I sometimes imagine an awful world where I’m given full control over my own heart muscles. Not only would I have to deliberately clench my chambers in an endless, monotonous cycle, I would probably screw it up and make the blood circulate uselessly, with predictably disastrous results. Still, it’s not some totally foreign function, operating wholly without my input — I can indirectly affect my heart rate by, say, dashing through traffic or facing down Mr. Tough Guy Jetpack Rhino from before. In the processor core analogy, I can do the same thing by double-clicking on a program shortcut twenty-three times in succession in the (extremely futile) hope that it will launch faster.

And so we come to the functions that are semi-autonomous, straddling the line between. The easiest example of this is breathing, but there are many others — blinking comes to mind — functions that are mostly automatic but which we can seize control of if necessary. These always make me feel weird, because they’re a bit like the famous phenomenon where you tell someone not to think about an elephant, and then naturally the first thing that comes into their mind is an elephant, and they can’t get rid of it. Once you become aware of your breathing, it’s very hard to push the conscious rise and fall of your chest aside (distraction from conscious existence is incidentally why online video streaming was invented).

The ultimate in semi-autonomous corporeal entities, though, has to be your brain, or more specifically your thoughts. We like to think that we’re rational creatures, that we’re in full control of our thoughts apart from the occasional rush of emotion or stray intrusion from our subconscious, but this is shockingly far from the truth. Consider songs that get stuck in your head, ones that you find yourself humming incessantly for entire weeks, or that surface suddenly three months after you heard them. Ideas like these are memes, a term shortened from the Ancient Greek mimema, meaning “imitated thing”.

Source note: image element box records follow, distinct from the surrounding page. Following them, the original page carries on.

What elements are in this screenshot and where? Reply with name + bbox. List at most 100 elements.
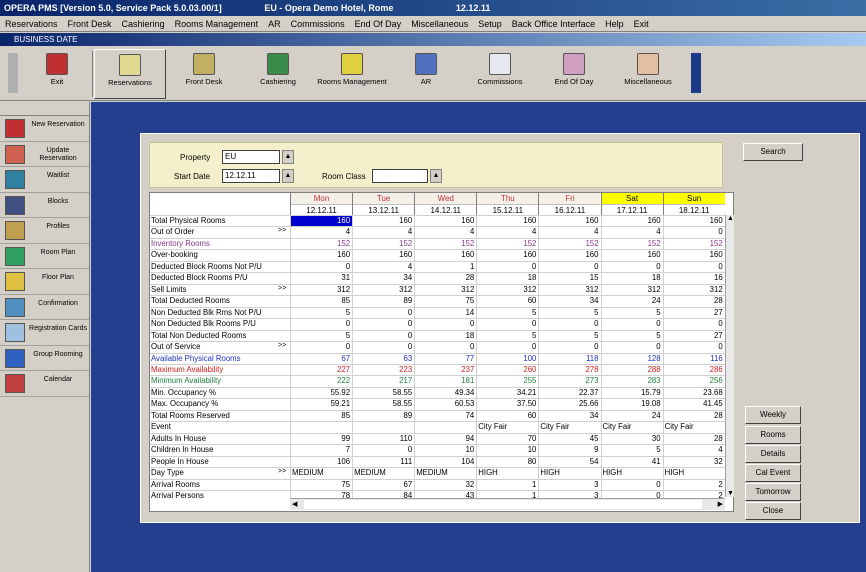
grid-cell[interactable]: 0 <box>662 342 725 353</box>
grid-cell[interactable]: 0 <box>414 342 476 353</box>
grid-cell[interactable]: 24 <box>600 296 663 307</box>
grid-cell[interactable]: 75 <box>290 479 352 491</box>
grid-cell[interactable]: 28 <box>662 410 725 422</box>
grid-cell[interactable]: 160 <box>662 216 725 227</box>
menu-ar[interactable]: AR <box>263 16 286 31</box>
grid-cell[interactable]: 30 <box>600 433 663 445</box>
sidebar-item-new-reservation[interactable]: New Reservation <box>0 116 89 142</box>
grid-cell[interactable]: 10 <box>476 445 538 456</box>
grid-cell[interactable]: 0 <box>662 261 725 273</box>
grid-cell[interactable]: 160 <box>600 250 663 261</box>
grid-cell[interactable]: 0 <box>600 319 663 330</box>
grid-cell[interactable]: 128 <box>600 353 663 365</box>
grid-cell[interactable]: 160 <box>290 216 353 227</box>
sidebar-item-profiles[interactable]: Profiles <box>0 218 89 244</box>
toolbar-scroll-right[interactable] <box>691 53 701 93</box>
grid-cell[interactable]: City Fair <box>476 422 538 433</box>
grid-cell[interactable]: 89 <box>352 296 414 307</box>
grid-cell[interactable]: 63 <box>352 353 414 365</box>
grid-cell[interactable]: 22.37 <box>538 387 600 399</box>
grid-cell[interactable]: 5 <box>600 445 663 456</box>
grid-cell[interactable]: 256 <box>662 376 725 387</box>
grid-cell[interactable]: 3 <box>538 479 600 491</box>
grid-cell[interactable]: 58.55 <box>352 387 414 399</box>
grid-cell[interactable]: 312 <box>538 284 600 296</box>
reservations-button[interactable]: Reservations <box>94 49 166 99</box>
room-class-input[interactable] <box>372 169 428 183</box>
grid-cell[interactable]: 283 <box>600 376 663 387</box>
toolbar-scroll-left[interactable] <box>8 53 18 93</box>
grid-cell[interactable]: 116 <box>662 353 725 365</box>
scroll-left-arrow-icon[interactable]: ◀ <box>292 500 297 508</box>
grid-cell[interactable]: 227 <box>290 364 352 376</box>
horizontal-scrollbar[interactable]: ◀ ▶ <box>290 498 725 510</box>
grid-cell[interactable]: MEDIUM <box>414 468 476 479</box>
grid-cell[interactable]: 31 <box>290 273 352 284</box>
grid-cell[interactable]: MEDIUM <box>290 468 352 479</box>
grid-cell[interactable]: 0 <box>352 319 414 330</box>
grid-cell[interactable]: 217 <box>352 376 414 387</box>
grid-cell[interactable]: 94 <box>414 433 476 445</box>
grid-cell[interactable]: 32 <box>662 456 725 468</box>
grid-cell[interactable]: 9 <box>538 445 600 456</box>
grid-cell[interactable]: 19.08 <box>600 399 663 410</box>
grid-cell[interactable]: 0 <box>352 330 414 342</box>
grid-cell[interactable]: 288 <box>600 364 663 376</box>
grid-cell[interactable]: 28 <box>414 273 476 284</box>
search-button[interactable]: Search <box>743 143 803 161</box>
ar-button[interactable]: AR <box>390 49 462 99</box>
grid-cell[interactable]: 160 <box>476 250 538 261</box>
grid-cell[interactable]: 152 <box>352 238 414 250</box>
cal-event-button[interactable]: Cal Event <box>745 464 801 482</box>
grid-cell[interactable]: 67 <box>290 353 352 365</box>
grid-cell[interactable]: 312 <box>662 284 725 296</box>
scroll-up-arrow-icon[interactable]: ▲ <box>727 215 734 222</box>
grid-cell[interactable]: 5 <box>600 330 663 342</box>
grid-cell[interactable]: HIGH <box>600 468 663 479</box>
grid-cell[interactable]: 75 <box>414 296 476 307</box>
grid-cell[interactable]: 312 <box>352 284 414 296</box>
grid-cell[interactable]: 67 <box>352 479 414 491</box>
grid-cell[interactable]: 60 <box>476 410 538 422</box>
grid-cell[interactable]: 85 <box>290 296 352 307</box>
commissions-button[interactable]: Commissions <box>464 49 536 99</box>
grid-cell[interactable]: 110 <box>352 433 414 445</box>
grid-cell[interactable]: 160 <box>538 250 600 261</box>
grid-cell[interactable]: 223 <box>352 364 414 376</box>
property-lookup-button[interactable]: ▲ <box>282 150 294 164</box>
grid-cell[interactable]: 18 <box>476 273 538 284</box>
grid-cell[interactable]: 4 <box>600 227 663 238</box>
grid-cell[interactable]: 152 <box>476 238 538 250</box>
sidebar-item-calendar[interactable]: Calendar <box>0 371 89 397</box>
grid-cell[interactable]: 0 <box>476 319 538 330</box>
grid-cell[interactable]: 0 <box>414 319 476 330</box>
tomorrow-button[interactable]: Tomorrow <box>745 483 801 501</box>
grid-cell[interactable]: 237 <box>414 364 476 376</box>
grid-cell[interactable]: 16 <box>662 273 725 284</box>
grid-cell[interactable]: 27 <box>662 330 725 342</box>
grid-cell[interactable]: 34 <box>352 273 414 284</box>
grid-cell[interactable]: MEDIUM <box>352 468 414 479</box>
grid-cell[interactable]: 41.45 <box>662 399 725 410</box>
menu-rooms-management[interactable]: Rooms Management <box>170 16 264 31</box>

Memes are very interesting because they seem to follow the same kind of selection pressures that are present in biological evolution — if they’re catchy and possess some form of staying power, memes are successful. They don’t have to “do” anything, because just like in biology their only raison d’etre is to replicate. The strange and mildly terrifying part is that we really have no conscious control over the presence of a meme in our mind. We don’t choose what sticks and what doesn’t, not really, which explains why the chorus to Nicki Minaj’s “Starships” has been playing on repeat in my brain for about four years now. The best we can do is occasionally suppress a thought for a brief period of time, or shove it violently into our subconscious only for it to re-emerge later unprompted, like Rosencrantz and Guildenstern in Hamlet.

Our control over our body is, in a lot of ways, rather tenuous. Go take a swim and really think about what parts of your body you’re directly moving, and which are doing their own thing under the guise of following orders. It can be pretty unsettling, but I suppose as long as I have these nifty opposable thumbs it’s hard to complain too much.